Em agosto do ano passado, Diogo Amaro viu-se obrigado a parar devido a uma hérnia discal lombar. A produção de queijos ficou entregue ao pai, que sempre o apoiou no negócio, e a uma outra pessoa de confiança. Diogo encontrou na pintura, uma paixão de infância, a força para enfrentar os tempos difíceis que se seguiram. “Não pratiquei durante muitos anos. Não tinha tempo nem estava virado para pintar. Com a lesão na coluna, tive que abrandar muito a vida. Senti necessidade de pintar, de criar algo”, lembra, antes de acrescentar que “em todos os momentos difíceis que tenho tido na minha vida, foi a arte que me agarrou, não fui eu que agarrei a arte”. O primeiro trabalho “a sério” que fez foi um retrato da sua mulher. “Ela gostou da pintura e perguntou-me porque é que não começava a publicar os meus trabalhos nas redes sociais”, recorda Diogo que, pouco tempo depois, fez a sua primeira venda. Nos últimos 10 meses, tem pintado, praticamente, todos os dias, tendo já vendido vários dos seus trabalhos. A sua extensa rede de contactos, alicerçada em princípios de honestidade e confiança, é a sua base de clientes. Além dos amigos, Diogo Amaro orgulha-se de já ter recebido encomendas de restaurantes que também vendem o seu queijo. Nas suas obras, utiliza acrílicos e óleos sobre tela “para alcançar um equilíbrio entre uma forma precisa e componentes abstratos”. Muitos dos seus trabalhos são sobre o mundo da tauromaquia, quer sejam touros a pastar na lezíria ou figuras maiores da festa brava. Nestas pinturas, gosta de trabalhar com a luz e a sombra, ou como gosta de dizer, “preto no branco”. “A tourada é muito isto, preto no branco”, remata o antigo forcado do Aposento do Barrete Verde de Alcochete. Enquanto pintor, Diogo Amaro presta homenagem às suas paixões através dos rostos que pinta na tela, os quais contam histórias que conhece bem. A arte também é uma forma de catarse para Diogo Amaro, que encontra na pintura um modo de expressar o seu mundo interior. A obra Estranha Pessoa Esta é um exemplo disso. “Fiz esta pintura mais abstrata numa altura em que estava a passar mal na minha vida. Não conseguia perceber porque é que as coisas não estavam a correr bem no negócio dos queijos, apesar de tanto esforço e dedicação”, revela Diogo, concluindo: “Acho que a arte tem o seu timing. Há coisas que têm de ser feitas hoje, não é ontem nem amanhã”.

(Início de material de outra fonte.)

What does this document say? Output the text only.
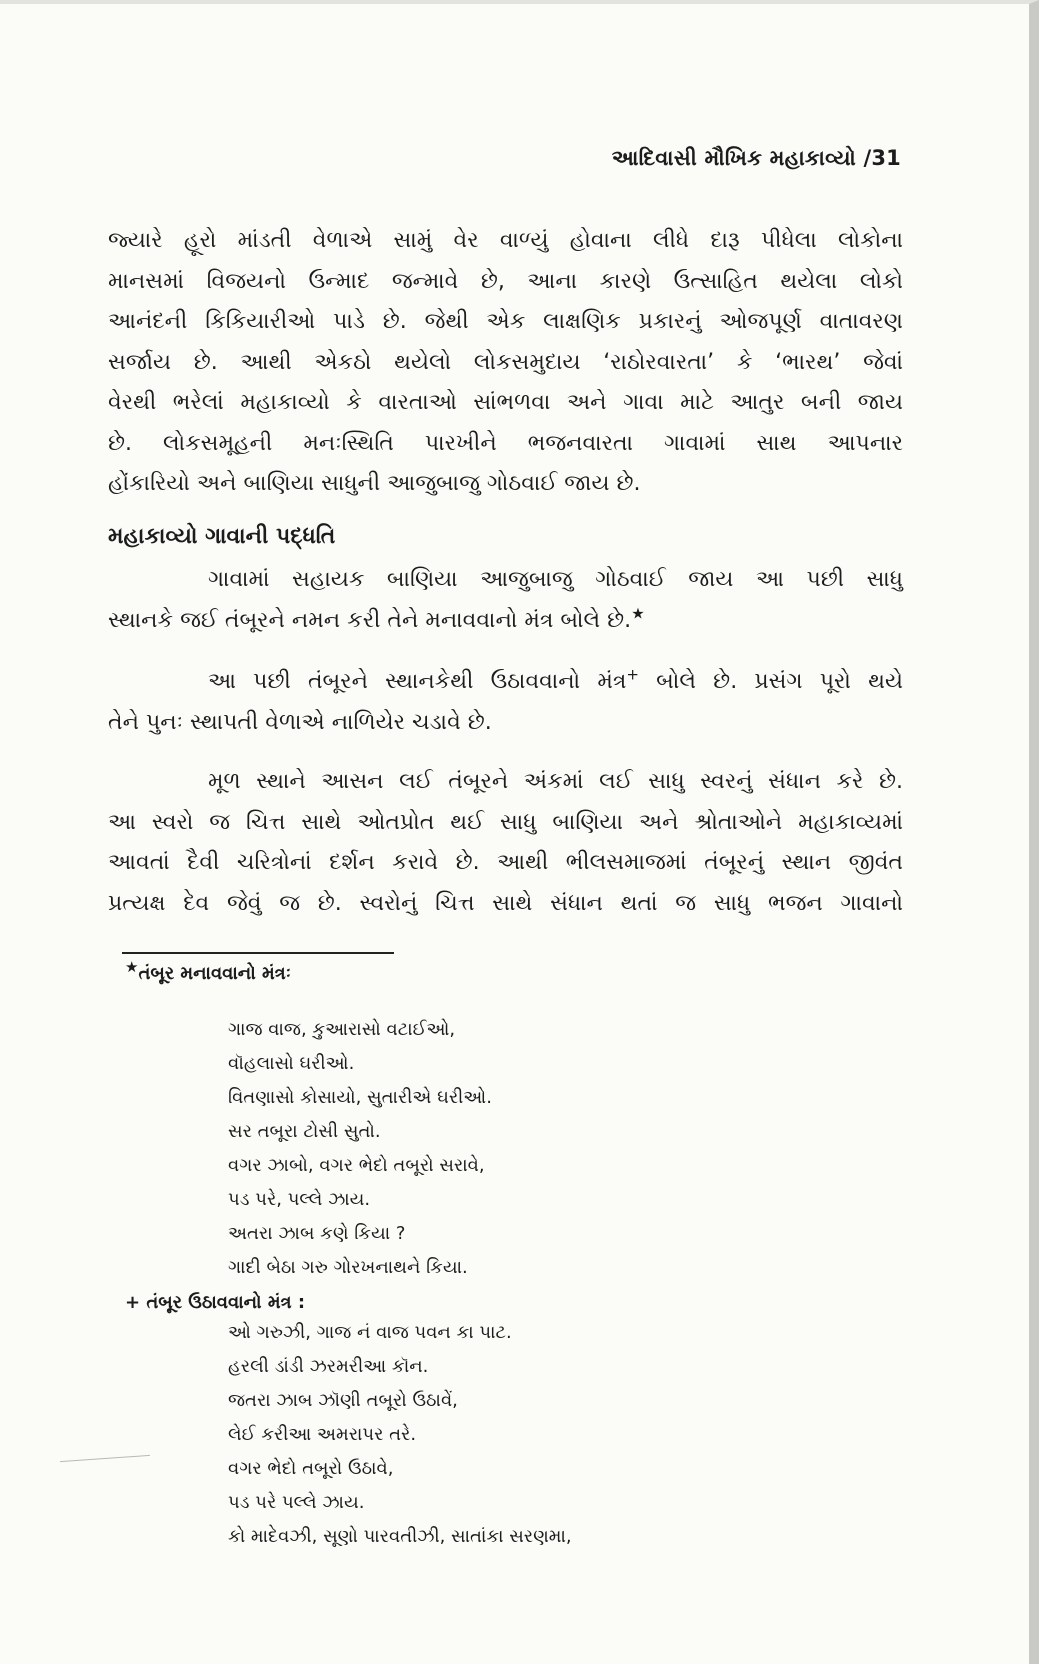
આદિવાસી મૌખિક મહાકાવ્યો /31
જ્યારે હૂરો માંડતી વેળાએ સામું વેર વાળ્યું હોવાના લીધે દારૂ પીધેલા લોકોના
માનસમાં વિજયનો ઉન્માદ જન્માવે છે, આના કારણે ઉત્સાહિત થયેલા લોકો
આનંદની કિકિયારીઓ પાડે છે. જેથી એક લાક્ષણિક પ્રકારનું ઓજપૂર્ણ વાતાવરણ
સર્જાય છે. આથી એકઠો થયેલો લોકસમુદાય ‘રાઠોરવારતા’ કે ‘ભારથ’ જેવાં
વેરથી ભરેલાં મહાકાવ્યો કે વારતાઓ સાંભળવા અને ગાવા માટે આતુર બની જાય
છે. લોકસમૂહની મનઃસ્થિતિ પારખીને ભજનવારતા ગાવામાં સાથ આપનાર
હોંકારિયો અને બાણિયા સાધુની આજુબાજુ ગોઠવાઈ જાય છે.
મહાકાવ્યો ગાવાની પદ્ધતિ
ગાવામાં સહાયક બાણિયા આજુબાજુ ગોઠવાઈ જાય આ પછી સાધુ
સ્થાનકે જઈ તંબૂરને નમન કરી તેને મનાવવાનો મંત્ર બોલે છે.★
આ પછી તંબૂરને સ્થાનકેથી ઉઠાવવાનો મંત્ર+ બોલે છે. પ્રસંગ પૂરો થયે
તેને પુનઃ સ્થાપતી વેળાએ નાળિયેર ચડાવે છે.
મૂળ સ્થાને આસન લઈ તંબૂરને અંકમાં લઈ સાધુ સ્વરનું સંધાન કરે છે.
આ સ્વરો જ ચિત્ત સાથે ઓતપ્રોત થઈ સાધુ બાણિયા અને શ્રોતાઓને મહાકાવ્યમાં
આવતાં દૈવી ચરિત્રોનાં દર્શન કરાવે છે. આથી ભીલસમાજમાં તંબૂરનું સ્થાન જીવંત
પ્રત્યક્ષ દેવ જેવું જ છે. સ્વરોનું ચિત્ત સાથે સંધાન થતાં જ સાધુ ભજન ગાવાનો
★તંબૂર મનાવવાનો મંત્રઃ
ગાજ વાજ, કુઆરાસો વટાઈઓ,
વૉહલાસો ઘરીઓ.
વિતણાસો કોસાયો, સુતારીએ ઘરીઓ.
સર તબૂરા ટોસી સુતો.
વગર ઝાબો, વગર ભેદો તબૂરો સરાવે,
પડ પરે, પલ્લે ઝાય.
અતરા ઝાબ કણે કિયા ?
ગાદી બેઠા ગરુ ગોરખનાથને કિયા.
+ તંબૂર ઉઠાવવાનો મંત્ર :
ઓ ગરુઝી, ગાજ નં વાજ પવન કા પાટ.
હરલી ડાંડી ઝરમરીઆ કૉન.
જતરા ઝાબ ઝૉણી તબૂરો ઉઠાવેં,
લેઈ કરીઆ અમરાપર તરે.
વગર ભેદો તબૂરો ઉઠાવે,
પડ પરે પલ્લે ઝાય.
કો માદેવઝી, સૂણો પારવતીઝી, સાતાંકા સરણમા,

Produtor de queijo desde os 19 anos, Diogo Amaro nunca tinha pensado em enveredar por uma área artística, até há poucos meses. “Nunca me passou pela cabeça que ia ganhar dinheiro a pintar. Mesmo os primeiros trabalhos que fiz mais a sério, nunca foi com o intuito de vender. Apenas tinha necessidade de criar”, diz, enquanto contempla a vila de Alcochete. Catorze anos depois de ser recebido como um filho da terra, Diogo continua a emocionar-se ao falar de Alcochete. “Sempre que passo as Salinas do Samouco, dá-me um arrepio. Amo Alcochete, é a minha terra de eleição. Tenho uma estima enorme pelas gentes desta terra. Nem tenho palavras para descrever”, diz o antigo forcado que, quando saltava para a arena, dizia para o seu grupo: “Bora lá, rapaziada da borda d’água”. De peito aberto, nas arenas e em tudo na vida, Diogo Amaro vai continuar a viver “com uma intensidade desmedida”.